Reily is the College of Engineering’s new veterans’ internship coordinator, a position funded through the National Science Foundation SERVICE (Success in Engineering through Internship and Career Experience) grant.
Matchmaker of sorts
The SERVICE Program’s goal is to place engineering veteran students into internships with industry partners. Reily’s focus is to develop solid relationships with companies who can benefit from the employment of veterans. She will then place engineering students who are military veterans in internships that are right for them.
“It’s a win-win,” Reily said of the benefits to both students and industry. “I feel like a Hollywood talent agent.”
Her goal is to not only help engineering veteran students improve their futures, but to positively impact the future of San Diego’s engineering industry.
From journalist to the military
A Minnesota native, Reily is a graduate of the University of Minnesota’s journalism program. She worked for a weekly newspaper in Minnesota where she contributed to photography, ad copy, writing, design and management before she decided to join the U.S. Navy.
In the Navy, Reily attended officer candidate school in Newport, RI, and was then stationed in the San Francisco Bay area as an educational services officer. The Navy then sent Reily to the Navy Post Graduate School in Monterey, where she received a master's degree in management. She wrote the Navy’s first policy on sexual harassment as part of her master’s thesis. She also received a master's degree in strategic planning from the Naval War College in Newport, RI.

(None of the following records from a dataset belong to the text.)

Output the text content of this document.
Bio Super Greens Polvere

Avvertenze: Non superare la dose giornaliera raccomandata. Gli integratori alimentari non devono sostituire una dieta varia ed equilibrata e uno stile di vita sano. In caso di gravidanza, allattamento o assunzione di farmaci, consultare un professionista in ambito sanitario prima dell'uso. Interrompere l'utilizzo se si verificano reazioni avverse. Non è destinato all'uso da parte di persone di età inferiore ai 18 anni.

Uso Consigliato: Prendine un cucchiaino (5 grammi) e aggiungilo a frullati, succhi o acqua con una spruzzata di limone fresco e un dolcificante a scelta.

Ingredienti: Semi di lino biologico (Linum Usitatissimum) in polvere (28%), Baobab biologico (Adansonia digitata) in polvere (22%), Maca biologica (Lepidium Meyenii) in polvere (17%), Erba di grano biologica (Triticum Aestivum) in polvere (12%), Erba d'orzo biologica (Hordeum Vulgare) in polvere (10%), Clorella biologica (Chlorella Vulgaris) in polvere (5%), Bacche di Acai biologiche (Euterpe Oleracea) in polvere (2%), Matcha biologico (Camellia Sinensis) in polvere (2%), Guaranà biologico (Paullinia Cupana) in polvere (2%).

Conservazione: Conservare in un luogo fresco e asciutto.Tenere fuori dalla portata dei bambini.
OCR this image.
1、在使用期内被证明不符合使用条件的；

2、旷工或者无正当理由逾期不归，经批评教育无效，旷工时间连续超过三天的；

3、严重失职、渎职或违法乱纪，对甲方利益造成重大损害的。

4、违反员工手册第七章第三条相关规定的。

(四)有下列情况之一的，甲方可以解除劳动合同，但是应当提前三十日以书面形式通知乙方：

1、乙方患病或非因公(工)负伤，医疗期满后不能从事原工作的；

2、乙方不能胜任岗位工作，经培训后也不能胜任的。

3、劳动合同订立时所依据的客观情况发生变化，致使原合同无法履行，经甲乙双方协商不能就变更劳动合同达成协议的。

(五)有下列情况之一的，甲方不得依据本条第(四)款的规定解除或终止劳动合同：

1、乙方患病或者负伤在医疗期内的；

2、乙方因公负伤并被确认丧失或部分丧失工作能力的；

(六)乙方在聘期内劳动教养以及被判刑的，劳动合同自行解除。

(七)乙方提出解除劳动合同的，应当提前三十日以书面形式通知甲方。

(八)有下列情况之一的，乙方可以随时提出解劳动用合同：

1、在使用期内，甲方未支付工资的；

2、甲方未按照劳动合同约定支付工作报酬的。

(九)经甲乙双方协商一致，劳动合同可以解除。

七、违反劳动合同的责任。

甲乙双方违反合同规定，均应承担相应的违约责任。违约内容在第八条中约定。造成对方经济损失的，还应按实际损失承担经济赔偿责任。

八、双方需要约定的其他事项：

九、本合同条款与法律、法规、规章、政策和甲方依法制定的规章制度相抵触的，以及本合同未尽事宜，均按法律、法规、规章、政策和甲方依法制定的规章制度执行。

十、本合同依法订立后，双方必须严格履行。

After 20 years in the Navy and living in places like London, Japan and the Philippines, Reily retired as a Navy commander. After leaving the Navy, she worked for Americorps, and moved to San Francisco to pursue a doctorate degree in education at the University of San Francisco. While there, she founded and ran a program where university students served as tutors and mentors for children living in affordable housing complexes.
More about Reily
Reily moved back to San Diego a few years ago. Along with her new position in the College of Engineering, she teaches organizational behavior at the University of San Diego and is publishing a book that collects leadership stories from people in the Navy.
When Reily does have spare time, she likes spending time with family and friends, cooking, reading, going to the movies and walking her dog.